Antaeotricha marmorea

Scientific classification
- Kingdom: Animalia
- Phylum: Arthropoda
- Class: Insecta
- Order: Lepidoptera
- Family: Depressariidae
- Genus: Antaeotricha
- Species: A. marmorea
- Binomial name: Antaeotricha marmorea (Felder & Rogenhofer, 1875)
- Synonyms: Antaeotricha mentigera Meyrick, 1926 ; Antaeotricha quatiens Meyrick, 1930 ; Antaeotricha thalamobathra Meyrick, 1932 ;

= Antaeotricha marmorea =

- Authority: (Felder & Rogenhofer, 1875)

Species of insect

Antaeotricha marmorea is a moth of the family Depressariidae. It is found in Brazil (Amazonas, Para) and Bolivia.

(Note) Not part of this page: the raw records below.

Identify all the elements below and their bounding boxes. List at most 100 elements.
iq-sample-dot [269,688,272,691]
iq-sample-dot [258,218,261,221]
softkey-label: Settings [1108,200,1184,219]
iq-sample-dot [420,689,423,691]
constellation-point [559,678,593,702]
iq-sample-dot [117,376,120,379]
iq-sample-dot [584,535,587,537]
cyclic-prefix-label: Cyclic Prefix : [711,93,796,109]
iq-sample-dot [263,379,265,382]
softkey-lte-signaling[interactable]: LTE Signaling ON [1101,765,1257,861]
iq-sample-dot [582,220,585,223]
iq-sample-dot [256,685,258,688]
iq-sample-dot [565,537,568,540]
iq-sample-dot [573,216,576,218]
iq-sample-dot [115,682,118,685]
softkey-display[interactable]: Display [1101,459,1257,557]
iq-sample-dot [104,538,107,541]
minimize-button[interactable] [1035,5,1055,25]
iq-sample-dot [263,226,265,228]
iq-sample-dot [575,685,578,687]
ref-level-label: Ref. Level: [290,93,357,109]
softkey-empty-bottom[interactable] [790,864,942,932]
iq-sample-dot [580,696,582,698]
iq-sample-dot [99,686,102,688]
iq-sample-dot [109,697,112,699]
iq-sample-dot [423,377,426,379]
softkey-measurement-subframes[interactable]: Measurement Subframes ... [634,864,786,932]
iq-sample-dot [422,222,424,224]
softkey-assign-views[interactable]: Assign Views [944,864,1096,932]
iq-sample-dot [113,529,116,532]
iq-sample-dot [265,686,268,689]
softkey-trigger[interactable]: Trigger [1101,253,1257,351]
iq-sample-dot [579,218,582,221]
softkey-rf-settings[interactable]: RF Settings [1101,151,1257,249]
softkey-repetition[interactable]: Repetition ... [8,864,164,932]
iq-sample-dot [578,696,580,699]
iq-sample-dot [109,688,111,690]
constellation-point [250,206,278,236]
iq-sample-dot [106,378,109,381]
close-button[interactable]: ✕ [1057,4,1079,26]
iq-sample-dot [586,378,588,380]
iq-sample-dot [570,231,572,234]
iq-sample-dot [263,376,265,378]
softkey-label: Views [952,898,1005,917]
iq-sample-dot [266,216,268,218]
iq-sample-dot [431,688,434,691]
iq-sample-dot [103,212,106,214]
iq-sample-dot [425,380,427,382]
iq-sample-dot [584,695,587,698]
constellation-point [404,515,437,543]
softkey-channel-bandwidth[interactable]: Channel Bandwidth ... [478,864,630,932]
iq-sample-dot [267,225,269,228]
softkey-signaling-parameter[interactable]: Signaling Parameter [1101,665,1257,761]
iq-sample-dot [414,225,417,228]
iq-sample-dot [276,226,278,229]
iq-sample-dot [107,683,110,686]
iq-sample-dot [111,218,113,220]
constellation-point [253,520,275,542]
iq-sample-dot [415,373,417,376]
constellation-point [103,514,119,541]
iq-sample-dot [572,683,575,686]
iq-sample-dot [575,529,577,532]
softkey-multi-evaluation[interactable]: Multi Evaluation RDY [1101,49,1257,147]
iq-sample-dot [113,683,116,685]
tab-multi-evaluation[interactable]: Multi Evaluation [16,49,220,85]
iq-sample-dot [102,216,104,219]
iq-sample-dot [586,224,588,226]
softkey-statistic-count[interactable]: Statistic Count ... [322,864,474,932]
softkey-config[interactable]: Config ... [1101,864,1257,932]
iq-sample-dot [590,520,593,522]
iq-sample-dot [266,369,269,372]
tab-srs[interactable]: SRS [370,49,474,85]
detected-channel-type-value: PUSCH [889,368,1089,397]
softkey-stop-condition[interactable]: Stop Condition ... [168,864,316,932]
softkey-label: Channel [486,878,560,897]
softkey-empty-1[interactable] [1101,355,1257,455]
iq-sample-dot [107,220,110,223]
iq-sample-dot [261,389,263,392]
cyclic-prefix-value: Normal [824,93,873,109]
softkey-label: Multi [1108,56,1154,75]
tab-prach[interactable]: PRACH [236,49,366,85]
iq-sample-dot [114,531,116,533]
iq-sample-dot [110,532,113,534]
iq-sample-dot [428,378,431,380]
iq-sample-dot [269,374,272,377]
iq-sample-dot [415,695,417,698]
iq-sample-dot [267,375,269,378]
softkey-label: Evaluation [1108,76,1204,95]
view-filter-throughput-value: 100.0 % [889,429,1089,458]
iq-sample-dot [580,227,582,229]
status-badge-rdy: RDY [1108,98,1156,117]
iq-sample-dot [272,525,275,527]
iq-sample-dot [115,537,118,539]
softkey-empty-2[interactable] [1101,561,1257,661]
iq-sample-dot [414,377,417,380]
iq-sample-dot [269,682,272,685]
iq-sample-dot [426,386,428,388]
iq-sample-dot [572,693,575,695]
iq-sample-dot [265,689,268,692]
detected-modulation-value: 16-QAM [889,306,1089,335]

The wingspan is 24–25 mm. The forewings are greyish-ochreous with the extreme costal edge white except towards the base. There is a subcrescentic suffused white spot beneath the costa at one-fifth, and a patch of marbling at two-fifths, between these some dark fuscous irroration. A very acutely dentate suffused white line is found from the middle of the costa very obliquely outwards, curved in the disc and below the middle represented by lines on the veins, towards the costa preceded by dark fuscous irroration or suffusion. The dorsal edge and veins on the dorsal area are finely white, with some whitish tinge or suffusion between these. There is a slightly curved white line from the costa at four-fifths to the tornus, indented towards the costa. Some slight dark fuscous irroration is found above the apex between the veins. The hindwings are white posteriorly suffused light grey with the costa expanded anteriorly, with a strong projecting fringe to beyond the middle of dense whitish-grey hairscales becoming white at the tips, with a long expansible ochreous-whitish subcostal hair-pencil from the base to two-thirds.